Roach makes it clear he wants Pacquiao to avoid the Golden Boy’s left, and the trainer knows his southpaw fighter packs a powerful left of his own -- one that will be helped by the use of smaller, eight-ounce gloves on fight night. Team Pacquiao has studied how De La Hoya’s face puffed up in his last fight against Steve Forbes, and is confident its boxer can scuff him up even more.

“Load up on that shot, then get off,” Roach tells Pacquiao of his left hand. “You’re never flat-footed, always on your toes. Don’t let him catch you.”

When Pacquiao initially balked at agreeing to this fight because of money -- he ended up accepting the smaller 68-32 split of the purse -- Roach told Pacquiao about the time he trained De La Hoya in Puerto Rico before his loss to Floyd Mayweather Jr. in May 2007.

“We brought in a small [106-pound] southpaw named Ivan Calderon, and Oscar couldn’t hit the guy,” Roach says. “I’ve always remembered that. He had trouble with speedy, little guys. Oscar lost control of the fight against Floyd because he didn’t cut the ring off. I told Manny I thought this would mean he could beat De La Hoya.”

Catching Pacquiao will not be easy. His closest friends brought him a Jack Russell terrier for camp, and they say the energetic little dog is the only creature who kept up with the boxer as he made frequent runs along Griffith Observatory up to the Hollywood sign.

During a training break, Roach elaborates on their strategy:

“This fight is not as much about adjusting to Oscar’s size as it is adjusting to his left hand,” Roach says. “If we can take away his jab, that nullifies his hook. You do that with constant movement, and Manny is definitely capable of keeping that up at a high level for 12 rounds. I’m counting on Manny’s youth and conditioning.”

Pacquiao describes his southpaw fighting stance as “my advantage.” He’s used to fighting right-handers like the orthodox De La Hoya and knows the history: De La Hoya has only two southpaws of note on his resume: Pernell Whitaker and an aged Hector “Macho” Camacho.

“It’s not easy for him,” Pacquiao says.

De La Hoya’s obvious strengths are his power and six-inch reach advantage, which Roach wants to counter by having Pacquiao fight “at short range” to score points early and then capitalize as fatigue hits the older fighter.
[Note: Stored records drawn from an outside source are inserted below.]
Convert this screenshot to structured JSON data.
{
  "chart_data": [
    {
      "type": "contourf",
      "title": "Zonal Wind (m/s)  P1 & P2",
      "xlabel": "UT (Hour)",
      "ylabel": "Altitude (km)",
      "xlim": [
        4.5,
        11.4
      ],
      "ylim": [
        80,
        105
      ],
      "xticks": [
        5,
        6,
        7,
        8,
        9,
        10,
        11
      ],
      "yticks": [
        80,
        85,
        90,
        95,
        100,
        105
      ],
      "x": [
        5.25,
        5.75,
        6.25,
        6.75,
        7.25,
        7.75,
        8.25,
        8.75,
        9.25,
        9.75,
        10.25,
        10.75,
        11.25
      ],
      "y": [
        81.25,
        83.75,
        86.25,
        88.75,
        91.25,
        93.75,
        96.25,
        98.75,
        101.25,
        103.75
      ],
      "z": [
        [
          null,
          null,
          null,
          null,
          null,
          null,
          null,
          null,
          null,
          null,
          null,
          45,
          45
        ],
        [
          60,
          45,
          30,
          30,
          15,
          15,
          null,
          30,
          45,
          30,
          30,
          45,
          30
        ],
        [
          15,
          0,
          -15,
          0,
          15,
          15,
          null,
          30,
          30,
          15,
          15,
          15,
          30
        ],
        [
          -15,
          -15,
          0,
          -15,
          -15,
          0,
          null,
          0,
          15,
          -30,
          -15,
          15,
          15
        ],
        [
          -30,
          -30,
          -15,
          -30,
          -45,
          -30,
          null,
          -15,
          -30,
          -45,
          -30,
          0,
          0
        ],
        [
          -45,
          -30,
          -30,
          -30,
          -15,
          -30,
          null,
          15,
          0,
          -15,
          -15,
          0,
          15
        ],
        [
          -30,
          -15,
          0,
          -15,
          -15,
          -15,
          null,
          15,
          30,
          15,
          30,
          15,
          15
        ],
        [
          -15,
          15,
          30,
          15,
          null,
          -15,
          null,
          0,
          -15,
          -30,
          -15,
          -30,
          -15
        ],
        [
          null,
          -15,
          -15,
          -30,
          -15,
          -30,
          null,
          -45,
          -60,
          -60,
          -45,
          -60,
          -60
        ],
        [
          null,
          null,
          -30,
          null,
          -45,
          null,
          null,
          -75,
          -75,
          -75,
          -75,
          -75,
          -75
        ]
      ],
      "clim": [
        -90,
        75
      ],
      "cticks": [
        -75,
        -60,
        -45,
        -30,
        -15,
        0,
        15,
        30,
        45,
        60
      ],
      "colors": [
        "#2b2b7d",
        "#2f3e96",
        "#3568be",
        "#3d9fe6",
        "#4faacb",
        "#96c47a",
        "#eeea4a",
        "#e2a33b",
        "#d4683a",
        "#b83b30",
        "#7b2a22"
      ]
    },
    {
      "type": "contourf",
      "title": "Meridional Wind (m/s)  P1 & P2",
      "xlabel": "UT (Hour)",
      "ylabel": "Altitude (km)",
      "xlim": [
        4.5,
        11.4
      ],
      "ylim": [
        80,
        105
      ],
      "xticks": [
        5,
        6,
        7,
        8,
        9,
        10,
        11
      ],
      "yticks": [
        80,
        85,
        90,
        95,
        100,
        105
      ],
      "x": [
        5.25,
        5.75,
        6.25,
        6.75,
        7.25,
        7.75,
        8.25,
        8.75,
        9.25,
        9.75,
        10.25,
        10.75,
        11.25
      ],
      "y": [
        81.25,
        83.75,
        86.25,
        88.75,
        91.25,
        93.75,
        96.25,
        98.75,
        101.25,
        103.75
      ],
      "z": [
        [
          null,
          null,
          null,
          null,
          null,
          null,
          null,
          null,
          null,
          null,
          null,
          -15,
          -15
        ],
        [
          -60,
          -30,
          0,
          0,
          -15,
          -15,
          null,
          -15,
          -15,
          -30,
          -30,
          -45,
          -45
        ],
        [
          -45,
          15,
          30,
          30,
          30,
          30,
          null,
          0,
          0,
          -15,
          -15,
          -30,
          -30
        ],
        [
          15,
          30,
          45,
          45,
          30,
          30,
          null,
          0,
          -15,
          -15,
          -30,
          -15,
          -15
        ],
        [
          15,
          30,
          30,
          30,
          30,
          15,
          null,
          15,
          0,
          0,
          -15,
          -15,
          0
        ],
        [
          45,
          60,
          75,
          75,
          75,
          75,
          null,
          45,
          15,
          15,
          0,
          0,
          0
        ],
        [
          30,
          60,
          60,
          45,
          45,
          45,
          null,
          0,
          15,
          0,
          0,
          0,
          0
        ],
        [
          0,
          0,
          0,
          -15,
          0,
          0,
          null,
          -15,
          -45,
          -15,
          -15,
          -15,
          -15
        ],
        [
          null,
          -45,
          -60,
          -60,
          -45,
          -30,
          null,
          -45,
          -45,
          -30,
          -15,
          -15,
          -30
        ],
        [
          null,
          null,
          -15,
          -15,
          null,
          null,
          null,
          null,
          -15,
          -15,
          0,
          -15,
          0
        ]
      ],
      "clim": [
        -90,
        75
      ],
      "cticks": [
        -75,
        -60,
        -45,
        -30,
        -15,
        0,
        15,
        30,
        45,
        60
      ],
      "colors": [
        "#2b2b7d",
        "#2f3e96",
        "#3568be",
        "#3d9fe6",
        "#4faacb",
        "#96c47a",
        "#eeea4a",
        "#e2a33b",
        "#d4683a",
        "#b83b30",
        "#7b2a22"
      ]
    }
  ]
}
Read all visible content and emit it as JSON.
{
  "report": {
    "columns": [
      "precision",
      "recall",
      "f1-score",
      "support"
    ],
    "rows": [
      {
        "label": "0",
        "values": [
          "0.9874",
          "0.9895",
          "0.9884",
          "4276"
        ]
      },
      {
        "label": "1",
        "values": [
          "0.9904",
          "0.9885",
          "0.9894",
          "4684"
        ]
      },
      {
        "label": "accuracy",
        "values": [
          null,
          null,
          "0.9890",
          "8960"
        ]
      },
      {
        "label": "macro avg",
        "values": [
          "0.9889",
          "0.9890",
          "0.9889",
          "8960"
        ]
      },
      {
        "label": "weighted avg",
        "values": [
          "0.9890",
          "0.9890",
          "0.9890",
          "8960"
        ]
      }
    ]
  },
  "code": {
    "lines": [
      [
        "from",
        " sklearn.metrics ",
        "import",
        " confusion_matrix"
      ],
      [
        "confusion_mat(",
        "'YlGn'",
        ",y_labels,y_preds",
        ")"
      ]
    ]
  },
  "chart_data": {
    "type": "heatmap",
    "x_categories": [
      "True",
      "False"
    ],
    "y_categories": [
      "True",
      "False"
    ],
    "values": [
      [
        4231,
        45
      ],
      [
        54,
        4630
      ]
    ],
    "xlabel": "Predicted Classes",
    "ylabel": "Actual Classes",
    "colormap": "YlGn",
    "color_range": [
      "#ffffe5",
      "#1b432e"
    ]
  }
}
“We believe Oscar wants to get Manny out early,” says Eric Brown, Pacquiao’s assistant trainer. “Oscar’s a tough guy, but he fades real bad. We’ll take the body away, and by the eighth, Oscar will be done.”

Pacquiao is coy when asked about the plan to peak in the later rounds.

“Maybe,” he says.

Roach is more detailed.

“Timing is everything in this sport, and when you look at some history of guys coming down in weight later in their career, they get killed: Roy Jones Jr. did after he fought at heavyweight, Sugar Ray Leonard did against Terry Norris,” Roach says.

“Oscar’s going to gain 10 pounds after the weigh-in, and my guy’s speed is too much. He’ll attack Oscar all night long, and he’ll win over a lot of Oscar fans. It’s perfect timing.”